Based on the World Health Organization’s health definition – health is not just the absence of disease and infirmity but a state of complete physical, mental and social well-being, and with the awareness that human beings are social beings, we evaluate health together with the nature and society we live in. Hence, starting from the health system, we deal with every problem that affects nature and society and try to deal with everything that impairs health as a political issue since a person’s healthy life is a constitutional right.
Our struggle on the ground
Of course, while we ponder all this and think about “another health,” we avoid drowning in theory. However, we cannot stay away from the ground. We have learned and will learn many things from the history of TTB, which is full of struggles and achievements. The pressures on TTB in the past and present show us that “good medical values” is one of the things that governments/sovereigns fear the most, and it is more than worth defending, starting from lecture halls. Of course, in this case, the pressure and attacks on the student agenda, the health system, and the TTB do not allow us to sit down; luckily, they do not. Every time we return from the ground, we are filled with incredible energy and confidence from being organized and standing up.
Our teacher, human rights defender Şebnem Korur Fincancı, was on trial for reminding us that chemical weapons are prohibited and should be investigated. Although the court’s verdict did not make us happy, seeing once again the crowd in the Çağlayan courthouse and how much the government is scared of the power of good medicine gives us a little relief.

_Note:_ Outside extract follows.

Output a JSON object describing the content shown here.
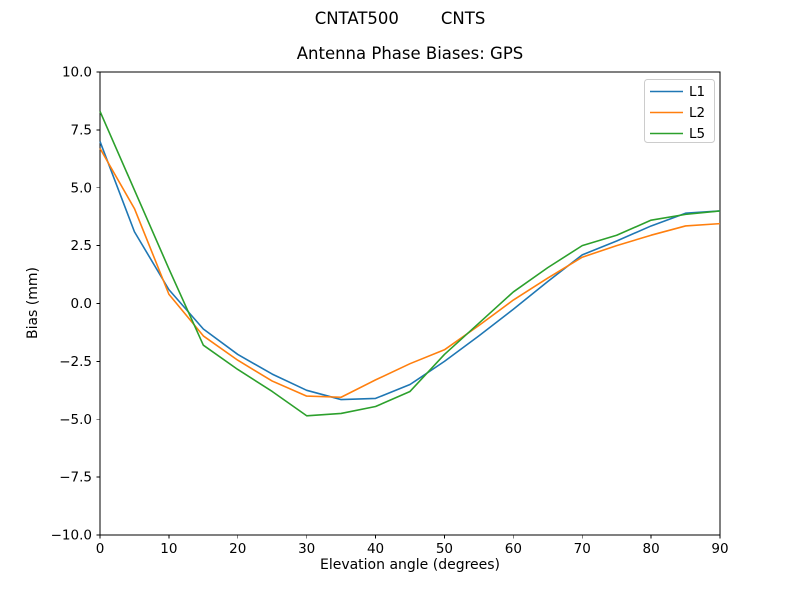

Our struggle on the grounds never goes in vain. Recognition of senior medical students as interns, paying interns and providing insurance as of 2012, increasing the salary to the minimum wage level in 2022, preventing reactionary unscientific meetings in faculties by the rector’s office, removing the waiting period for six months before starting duty, paving the way for free HPV vaccines to the community, the right to leave after the shift and many victories that we did not think of… None of them are free from the results of our work on the ground. It would not be unfair if we say that the most justified criticism of our communal home, TÖK, is the limitation of its relations and communication with other teams with its widespread partnerships.
By extending a hand on the occasion of this article, we start our acquaintance with the hope of at least making a start that weakens this limitation and being able to explain itself, even if it is short; and we end with the words that the medical world knows as the name of the enormous medicine book, which means ‘let’s walk together’: Vade mecum!